CatalogueOfLife / backend

Complete backend of COL ChecklistBank
Apache License 2.0
15 stars 11 forks source link

Inferred rank from name parser causing differences with rankSimilarity #1316

Open djtfmartin opened 5 months ago

djtfmartin commented 5 months ago

Inferred rank from name parser is causing differences with the rankSimilarity measure used in in creating the confidence numeric value in the ported API.

The net result of this is differences in the confidence value associated with matches, which in turn creates differences between the ported API (matching-ws) and the current GBIF API.

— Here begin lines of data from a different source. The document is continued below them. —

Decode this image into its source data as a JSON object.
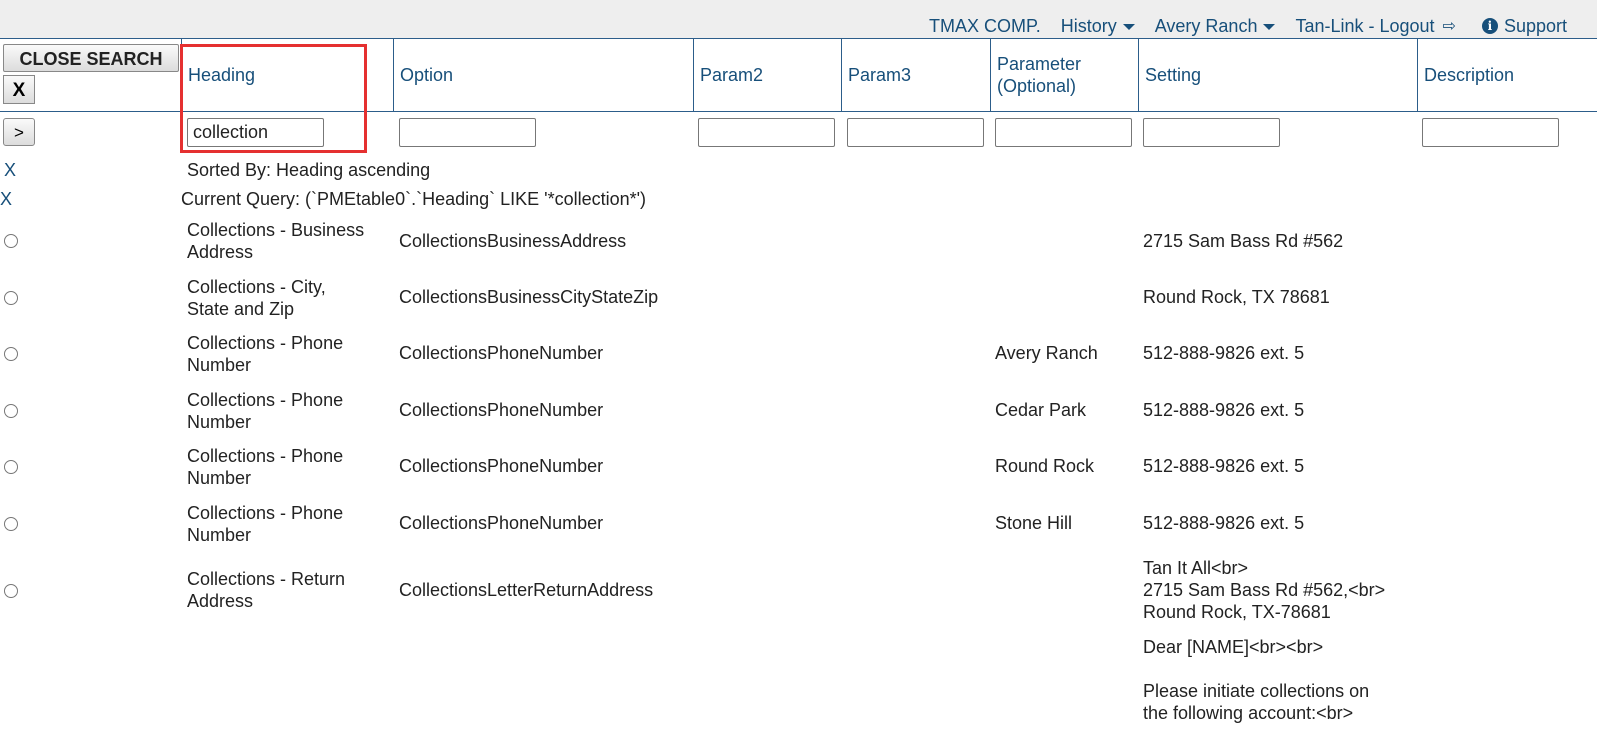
{
  "topnav": {
    "company": "TMAX COMP.",
    "history": "History",
    "location": "Avery Ranch",
    "logout": "Tan-Link - Logout",
    "support": "Support"
  },
  "buttons": {
    "close_search": "CLOSE SEARCH",
    "x": "X",
    "go": ">"
  },
  "columns": [
    "Heading",
    "Option",
    "Param2",
    "Param3",
    "Parameter (Optional)",
    "Setting",
    "Description"
  ],
  "filter": {
    "heading_value": "collection"
  },
  "sorted_by": "Sorted By: Heading ascending",
  "current_query": "Current Query: (`PMEtable0`.`Heading` LIKE '*collection*')",
  "clear_x": "X",
  "rows": [
    {
      "heading": "Collections - Business Address",
      "option": "CollectionsBusinessAddress",
      "param": "",
      "setting": "2715 Sam Bass Rd #562"
    },
    {
      "heading": "Collections - City, State and Zip",
      "option": "CollectionsBusinessCityStateZip",
      "param": "",
      "setting": "Round Rock, TX 78681"
    },
    {
      "heading": "Collections - Phone Number",
      "option": "CollectionsPhoneNumber",
      "param": "Avery Ranch",
      "setting": "512-888-9826 ext. 5"
    },
    {
      "heading": "Collections - Phone Number",
      "option": "CollectionsPhoneNumber",
      "param": "Cedar Park",
      "setting": "512-888-9826 ext. 5"
    },
    {
      "heading": "Collections - Phone Number",
      "option": "CollectionsPhoneNumber",
      "param": "Round Rock",
      "setting": "512-888-9826 ext. 5"
    },
    {
      "heading": "Collections - Phone Number",
      "option": "CollectionsPhoneNumber",
      "param": "Stone Hill",
      "setting": "512-888-9826 ext. 5"
    },
    {
      "heading": "Collections - Return Address",
      "option": "CollectionsLetterReturnAddress",
      "param": "",
      "setting": "Tan It All<br>\n2715 Sam Bass Rd #562,<br>\nRound Rock, TX-78681"
    }
  ],
  "partial_setting": "Dear [NAME]<br><br>\n\nPlease initiate collections on\nthe following account:<br>"
}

As an example, Holothuroidea is inferred to be a superfamily from the structure of the name.

Current GBIF API:

{
  "usageKey": 222,
  "scientificName": "Holothuroidea",
  "canonicalName": "Holothuroidea",
  "rank": "CLASS",
  "status": "ACCEPTED",
  "confidence": 85,
  "note": "Similarity: name=100; authorship=0; classification=-2; rank=-19; status=1; nextMatch=5",
  "matchType": "EXACT"
}

Ported API - which infers superfamily, doesnt match due to low confidence value of 65 (threshold=80)

"diagnostics": {
  "matchType": "EXACT",
  "confidence": 69,
  "status": "ACCEPTED",
  "note": "Similarity: name=100; authorship=0; classification=-2; rank=-35; status=1; score=64; nextMatch=5"
}
djtfmartin commented 5 months ago

For now, I've changed to only use inferred ranks from the parsed name for binomials and trinomials. This has fixed a number of matches (over 200) in the test set.

For example in the issue, the response now looks like this:

  "usageKey": 222,
  "scientificName": "Holothuroidea",
  "canonicalName": "Holothuroidea",
  "rank": "CLASS",
  "status": "ACCEPTED",
  "confidence": 94,
  "note": "Similarity: name=100; authorship=0; classification=-2; rank=0; status=1; score=99; nextMatch=5"
djtfmartin commented 5 months ago

A lot of the changes in rankSimilarity are to do with the GBIF nameparser Rank enum have more entries (116 vs 75). This affects the rankSimilarity score as the ordinal is used to calculate the difference. Hence this has affect rankSimilarity scores.